Hump Day Hoops- Homecourt Hype

 

Astonishingly, the Pacers still have a chance to ‘salvage’ this regular season by going on a roll over the last week of the season. (It’s not an accident that Frank Vogel is resting his starters against the Bucks, not the Heat.) Miami has played so inconsistently that they may well follow up last night’s Nets loss with another tonight against the Grizzlies then a third against the Pacers. At the moment, none of those three losses would constitute a shock. The Grizz and Pacers are big enough to have permanent matchup advantages in the paint and, with no Dwyane Wade, in most of the backcourts the Heat trot out. The Pacers might still capture the number one seed in the East.

 

That possibility misses the bigger point the Pacers (and their fans) have misunderstood all year long. Regular season primacy is not critical! The Pacers didn’t lose the Eastern Conference Finals on a last second shot or because of a controversial call. This wasn’t Hue Hollins giving Scottie Pippen the business back in the day. The Pacers got smoked!! I mean, David West left the court in a huff not just because he was mad but also because he was embarrassed.

 

The Heat were clearly better. Their epic second quarter would have overwhelmed the Pacers if the game were in Hinkle with Norman Dale patrolling the sidelines.
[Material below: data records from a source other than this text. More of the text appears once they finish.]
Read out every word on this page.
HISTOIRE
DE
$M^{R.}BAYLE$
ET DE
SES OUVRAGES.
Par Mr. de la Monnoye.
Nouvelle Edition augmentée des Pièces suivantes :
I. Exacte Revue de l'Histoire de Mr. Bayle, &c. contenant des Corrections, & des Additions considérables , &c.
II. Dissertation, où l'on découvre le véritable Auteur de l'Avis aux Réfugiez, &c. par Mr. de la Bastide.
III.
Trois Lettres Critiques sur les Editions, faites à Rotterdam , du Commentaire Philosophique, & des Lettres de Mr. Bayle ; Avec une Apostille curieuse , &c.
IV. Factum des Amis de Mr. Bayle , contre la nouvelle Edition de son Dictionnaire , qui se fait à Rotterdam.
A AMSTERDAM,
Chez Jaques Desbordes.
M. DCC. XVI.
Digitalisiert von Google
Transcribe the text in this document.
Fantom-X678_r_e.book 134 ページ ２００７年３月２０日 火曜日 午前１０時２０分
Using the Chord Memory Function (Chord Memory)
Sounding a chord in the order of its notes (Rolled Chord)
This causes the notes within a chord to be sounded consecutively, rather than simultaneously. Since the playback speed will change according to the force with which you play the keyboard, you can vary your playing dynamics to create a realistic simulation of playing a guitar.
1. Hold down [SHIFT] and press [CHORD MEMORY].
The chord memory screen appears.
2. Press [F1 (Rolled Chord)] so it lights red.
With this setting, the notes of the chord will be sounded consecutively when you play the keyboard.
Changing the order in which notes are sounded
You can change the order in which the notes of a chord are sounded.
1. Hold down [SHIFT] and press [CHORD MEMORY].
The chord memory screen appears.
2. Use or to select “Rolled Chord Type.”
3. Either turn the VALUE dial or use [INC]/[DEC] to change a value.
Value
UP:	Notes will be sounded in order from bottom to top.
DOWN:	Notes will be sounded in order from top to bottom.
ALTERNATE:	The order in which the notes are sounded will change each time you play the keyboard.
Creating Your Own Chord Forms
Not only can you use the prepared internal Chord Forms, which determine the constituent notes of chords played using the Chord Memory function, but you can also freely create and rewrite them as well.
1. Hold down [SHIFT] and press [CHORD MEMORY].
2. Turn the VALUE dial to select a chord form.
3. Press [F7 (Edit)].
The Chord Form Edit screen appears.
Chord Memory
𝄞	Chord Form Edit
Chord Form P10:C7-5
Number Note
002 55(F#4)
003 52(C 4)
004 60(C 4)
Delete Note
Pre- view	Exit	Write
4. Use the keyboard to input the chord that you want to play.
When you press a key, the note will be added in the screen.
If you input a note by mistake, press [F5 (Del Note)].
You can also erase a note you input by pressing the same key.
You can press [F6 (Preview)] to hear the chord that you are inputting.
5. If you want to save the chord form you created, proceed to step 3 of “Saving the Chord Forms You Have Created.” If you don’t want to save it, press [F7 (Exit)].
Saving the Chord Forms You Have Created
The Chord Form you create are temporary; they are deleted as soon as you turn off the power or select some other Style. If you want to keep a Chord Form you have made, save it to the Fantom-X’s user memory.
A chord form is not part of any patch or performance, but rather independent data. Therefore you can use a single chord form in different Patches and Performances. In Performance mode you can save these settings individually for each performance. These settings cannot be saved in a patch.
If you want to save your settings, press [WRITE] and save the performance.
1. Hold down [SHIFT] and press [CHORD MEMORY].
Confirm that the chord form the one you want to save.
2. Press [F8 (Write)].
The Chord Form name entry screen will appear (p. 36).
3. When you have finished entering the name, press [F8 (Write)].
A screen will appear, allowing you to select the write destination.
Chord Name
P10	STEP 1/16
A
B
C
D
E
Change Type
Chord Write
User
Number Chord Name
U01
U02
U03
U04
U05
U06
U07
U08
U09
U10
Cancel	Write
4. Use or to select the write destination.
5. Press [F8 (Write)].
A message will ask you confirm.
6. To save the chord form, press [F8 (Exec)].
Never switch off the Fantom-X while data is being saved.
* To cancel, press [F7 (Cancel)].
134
Nothing about that Game 7 should indicate that the building was a critical factor.

 

During last year’s playoff run the Pacers did very well on the road and missed critical opportunities there. In the ECF, the Heat and Pacers alternated wins throughout. Game 1 was the infamous ‘Where’s Roy?’ game. That was the golden moment the Pacers missed; at the start of the series, not the end.

 

The Pacers didn’t have homecourt against the Knicks but they stole it by winning Game 1. Taking that edge against a veteran laden team brushed away the taste of the too long Atlanta series and gave the Pacers a real belief they could be special last year. That’s the key thing! The Pacers knew they could beat the Knicks. Then they went out and proved it.

 

Proving it is always the tough part. I’m convinced that the Pacers season long obsession with homecourt advantage was an act of collective denial. They wanted to be the best team in the East and wanted to make the Finals and wanted to prove that folks like me screaming ‘too soon, too soon’ were wrong. The Pacers wanted those things to be true but I’m not sure they ever believed them.

 

Being desperate to ensure a 7th game against Miami would be played in the Fieldhouse has sounded to many of us like a problem. At best, it’s a need based opportunity. The Pacers feel they need homecourt to have an opportunity against the Heat. Homecourt is an advantage not a determinant and the Pacers own shared experience means they understand that fact. Arguing that homecourt is critical only until March has come in like a lion and gone out like a Godzilla doesn’t fool anyone. It simply reminds us how odd this particular obsession has been.

 

All that being said, if this wacky season ends with the Pacers and Heat in a frantic race for the top spot, I will feel better about the playoffs. Not because of homecourt but because it would indicate the Pacers were actually playing well. Playing great basketball is the reason teams win titles, not their arenas and fans. Now is the perfect time to remember that.